Question

How do you find $\cos 2x$, given $\sin x=\dfrac{1}{5}$ and $\cos x<0$?

Answer 1

This question is from the topic of trigonometry. In this question, we will first use the formula ${{\cos }^{2}}x=1-{{\sin }^{2}}x$ and put here the value of sinx in the equation and find the value of cosx. After that, using the formula $\cos 2x=2{{\cos }^{2}}x-1$, we will find the value of $\cos 2x$. After that, we will see the alternate method to solve this question.

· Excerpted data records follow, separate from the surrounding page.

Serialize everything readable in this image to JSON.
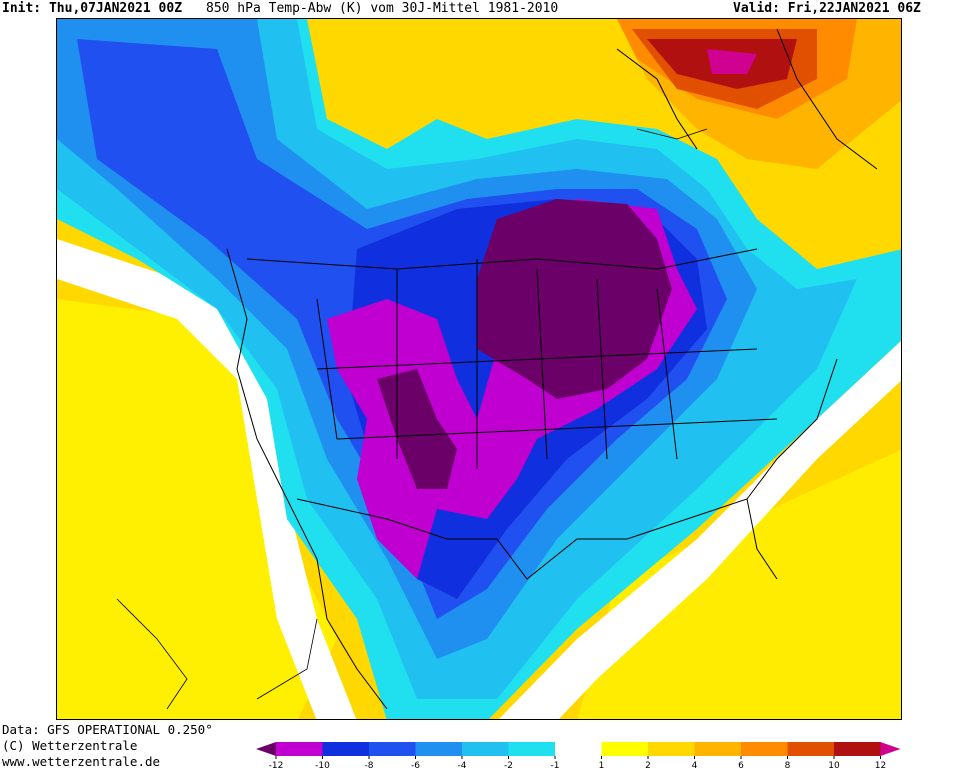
{
  "header": {
    "init_label": "Init:",
    "init_value": "Thu,07JAN2021 00Z",
    "title": "850 hPa Temp-Abw (K) vom 30J-Mittel 1981-2010",
    "valid_label": "Valid:",
    "valid_value": "Fri,22JAN2021 06Z"
  },
  "footer": {
    "data_source": "Data: GFS OPERATIONAL 0.250°",
    "copyright": "(C) Wetterzentrale",
    "website": "www.wetterzentrale.de"
  },
  "legend": {
    "ticks": [
      "-12",
      "-10",
      "-8",
      "-6",
      "-4",
      "-2",
      "-1",
      "1",
      "2",
      "4",
      "6",
      "8",
      "10",
      "12"
    ],
    "colors": [
      "#6a0068",
      "#c000d0",
      "#1030e0",
      "#2050f0",
      "#2090f0",
      "#20c0f0",
      "#20e0f0",
      "#ffffff",
      "#ffff00",
      "#ffd800",
      "#ffb400",
      "#ff8c00",
      "#e05000",
      "#b01010",
      "#d00090"
    ]
  },
  "map": {
    "colors": {
      "deep_purple": "#6a0068",
      "magenta": "#c000d0",
      "blue": "#1030e0",
      "mid_blue": "#2050f0",
      "light_blue": "#2090f0",
      "cyan": "#20c0f0",
      "pale_cyan": "#20e0f0",
      "neutral": "#ffffff",
      "yellow": "#ffff00",
      "gold": "#ffd800",
      "orange": "#ffb400",
      "dark_orange": "#ff8c00",
      "red": "#b01010",
      "pink": "#d00090"
    }
  }
}
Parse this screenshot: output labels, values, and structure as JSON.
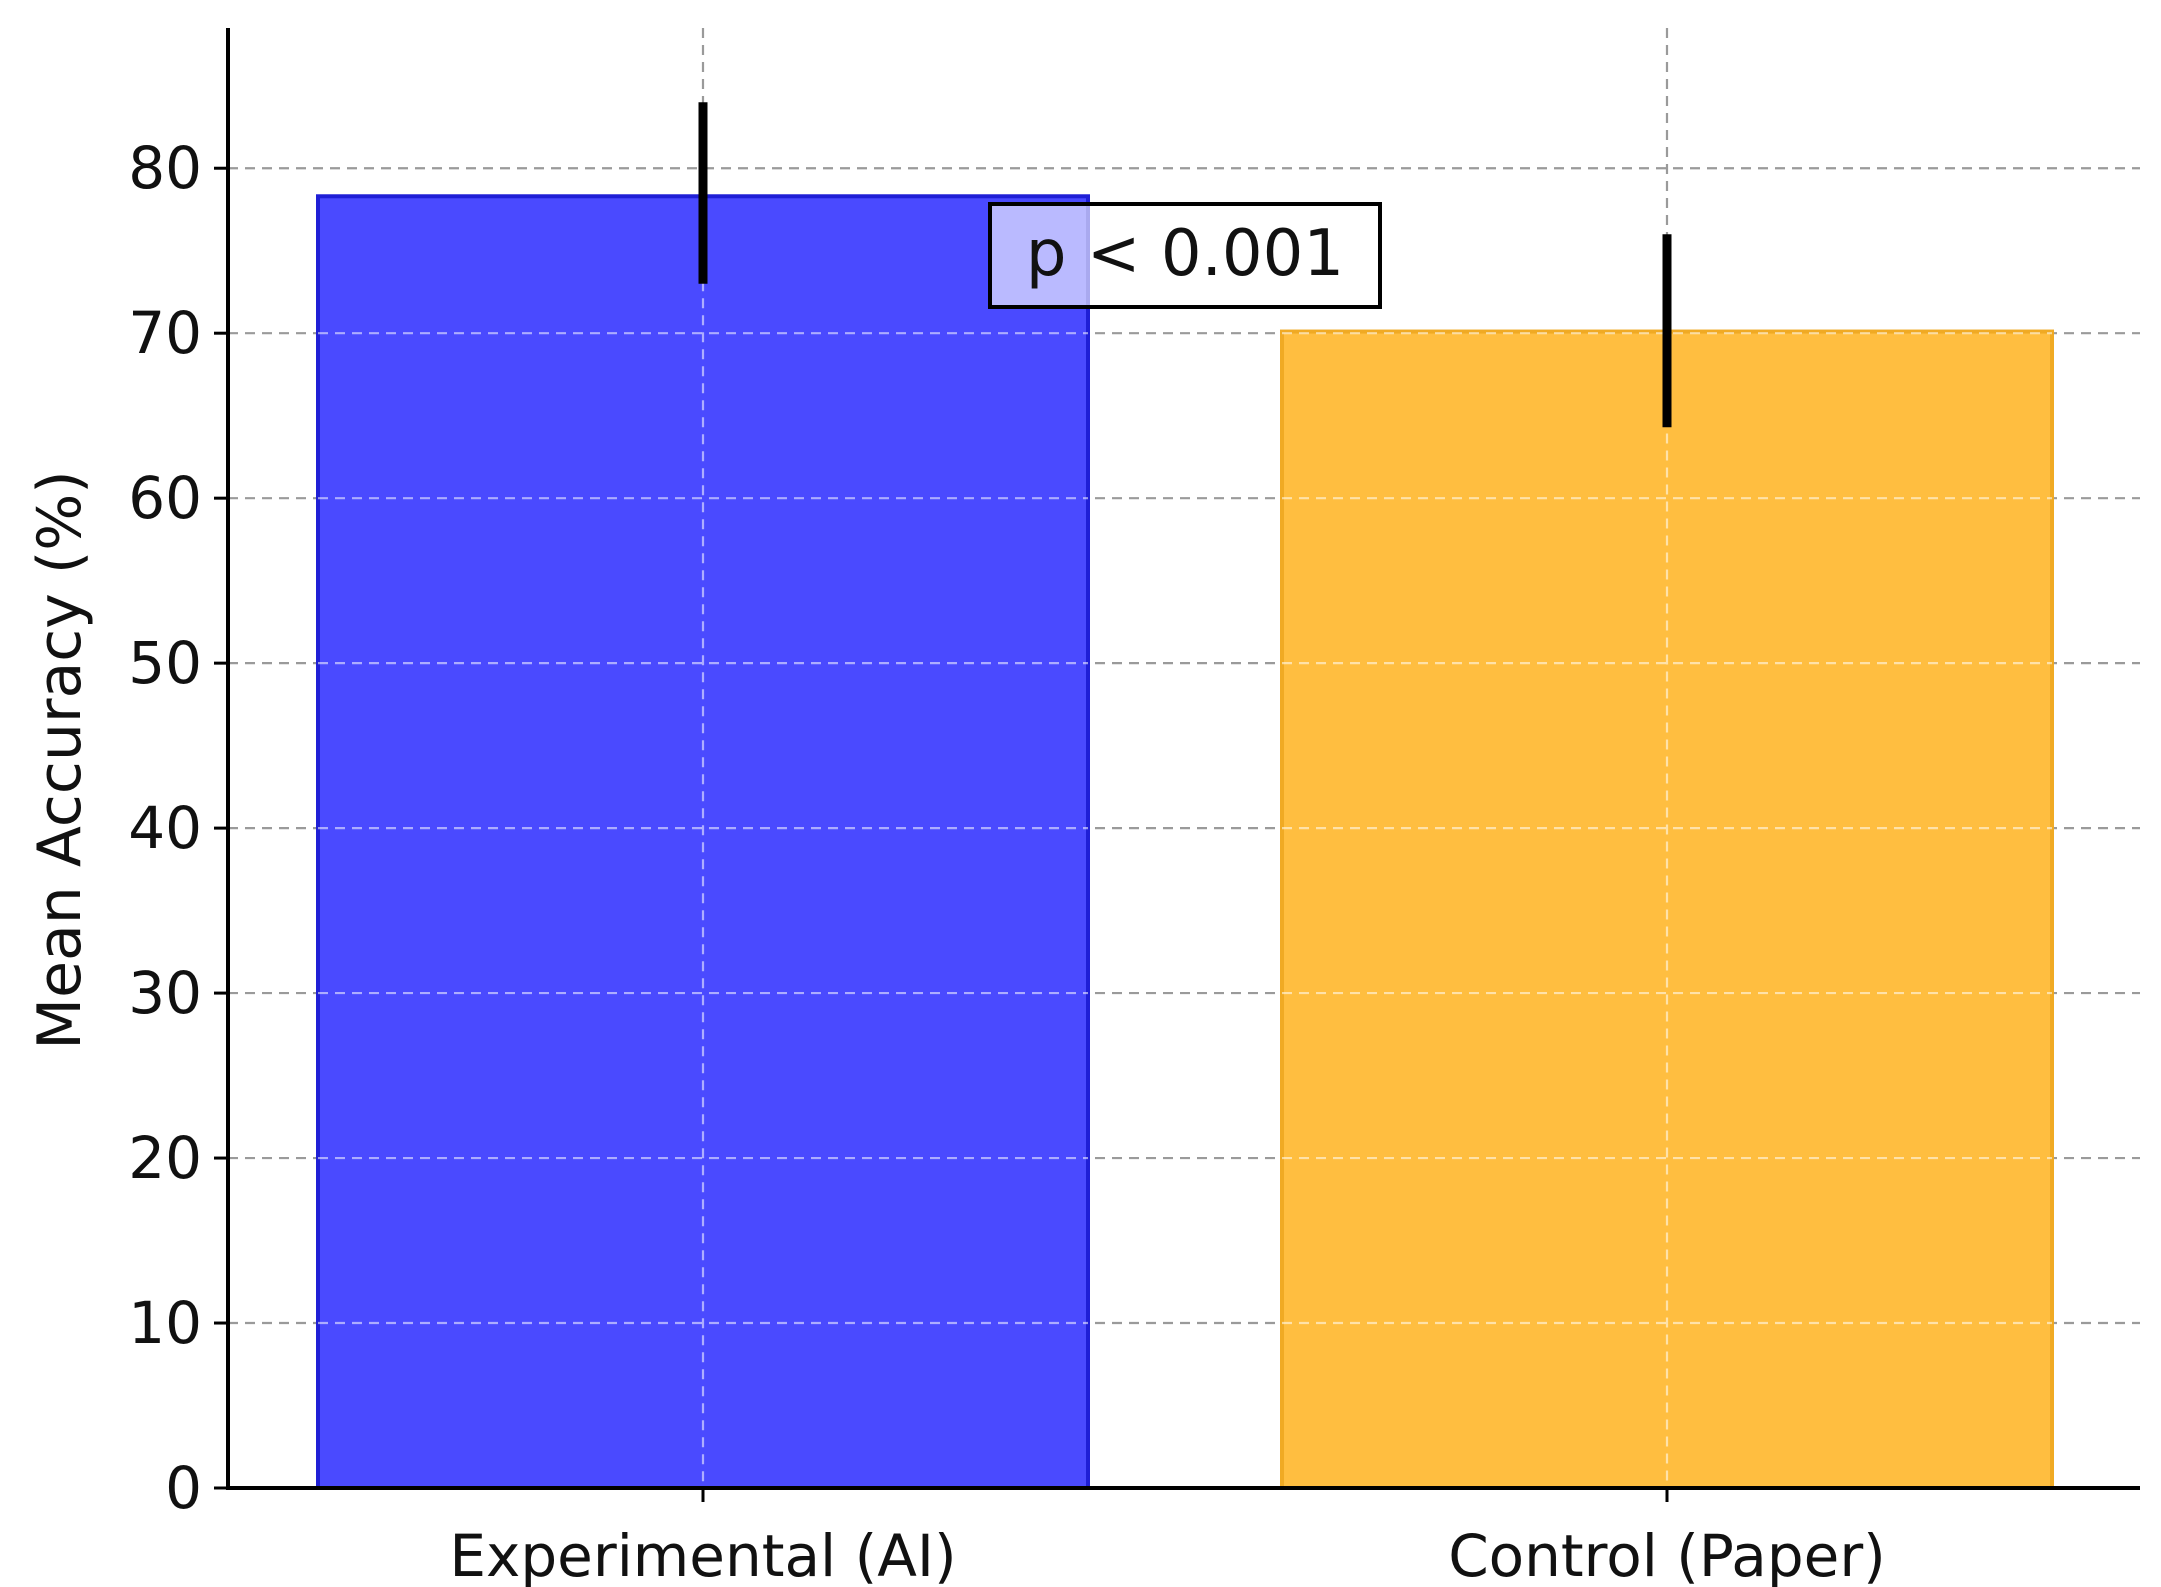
{
  "chart_data": {
    "type": "bar",
    "categories": [
      "Experimental (AI)",
      "Control (Paper)"
    ],
    "values": [
      78.3,
      70.1
    ],
    "error_bars": [
      {
        "low": 73.0,
        "high": 84.0
      },
      {
        "low": 64.3,
        "high": 76.0
      }
    ],
    "colors": [
      "#4a4aff",
      "#ffbe40"
    ],
    "edge_colors": [
      "#1f1fd6",
      "#f0aa24"
    ],
    "ylabel": "Mean Accuracy (%)",
    "xlabel": "",
    "ylim": [
      0,
      88.5
    ],
    "yticks": [
      0,
      10,
      20,
      30,
      40,
      50,
      60,
      70,
      80
    ],
    "grid": true,
    "annotation": "p < 0.001"
  }
}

Complete step by step solution:
Let us solve this question.
In this question, it is asked us to find the value of $\cos 2x$ and it is given that $\sin x=\dfrac{1}{5}$ and $\cos x<0$.
So, we can see that $\cos x<0$ and it is also given that $\sin x=\dfrac{1}{5}$. Hence, the value of sin is positive and cos is negative. So, we can say that the value of x lies between 90 and 180 degrees. Therefore, using the formula ${{\sin }^{2}}x+{{\cos }^{2}}x=1$, we can write this formula as
${{\cos }^{2}}x=1-{{\sin }^{2}}x$
Now, putting the value of $\sin x$ as $\dfrac{1}{5}$, we can write the above equation as
$\Rightarrow {{\cos }^{2}}x=1-{{\left( \dfrac{1}{5} \right)}^{2}}$
The above equation can also be written as
$\Rightarrow {{\cos }^{2}}x=1-\dfrac{1}{25}$
The above equation can also be written as
$\Rightarrow {{\cos }^{2}}x=\dfrac{24}{25}$
Now, squaring root both the side of the equation, we can write the above equation as
$\Rightarrow \sqrt{{{\cos }^{2}}x}=\pm \sqrt{\dfrac{24}{25}}$
$\Rightarrow \cos x=\pm \dfrac{\sqrt{24}}{\sqrt{25}}$
As we know that the square of 25 is 5, so we can write
$\Rightarrow \cos x=\pm \dfrac{\sqrt{24}}{5}$
Now, we know that 24 is a multiple of 6 and 4, so we can write
$\Rightarrow \cos x=\pm \dfrac{\sqrt{4\times 6}}{5}=\pm \dfrac{2\sqrt{6}}{5}$
So, we have got the value of $\cos x$ as $\dfrac{2\sqrt{6}}{5}$ and $\left( -\dfrac{2\sqrt{6}}{5} \right)$.
But, it is given in the question that $\cos x<0$, so we can say that $\cos x=-\dfrac{2\sqrt{6}}{5}$
Now, we will use the formula here. The formula is
$\cos 2x=2{{\cos }^{2}}x-1$
Now, putting the value of $\cos x$ as $-\dfrac{2\sqrt{6}}{5}$ in the above equation, we can write
$\Rightarrow \cos 2x=2{{\left( -\dfrac{2\sqrt{6}}{5} \right)}^{2}}-1$
The above equation can also be written as
$\Rightarrow \cos 2x=2\left( \dfrac{4\times 6}{25} \right)-1$
The above equation can also be written as
$\Rightarrow \cos 2x=2\left( \dfrac{24}{25} \right)-1=\dfrac{48}{25}-1=\dfrac{48-25}{25}$
The above equation can also be written as
$\Rightarrow \cos 2x=\dfrac{23}{25}$
So, we have found the value of $\cos 2x$. The value of $\cos 2x$ is $\dfrac{23}{25}$.

Note:
We should have a better knowledge in the topic of trigonometry. We should remember the following formulas to solve this type of question easily:
${{\sin }^{2}}x+{{\cos }^{2}}x=1$
$\cos 2x=2{{\cos }^{2}}x-1$
$\cos 2x=1-2{{\sin }^{2}}x$
We can solve this question by alternate method.
It is given that $\sin x=\dfrac{1}{5}$ and $\cos x<0$, and we have to find $\cos 2x$.
So, using the formula $\cos 2x=1-2{{\sin }^{2}}x$, by putting the value of $\sin x$ as $\dfrac{1}{5}$ we can write this formula as
$\cos 2x=1-2{{\left( \dfrac{1}{5} \right)}^{2}}=1-\left( \dfrac{2}{25} \right)=\dfrac{25-2}{25}=\dfrac{23}{25}$
Hence, we get the same answer. So, we can use this method too.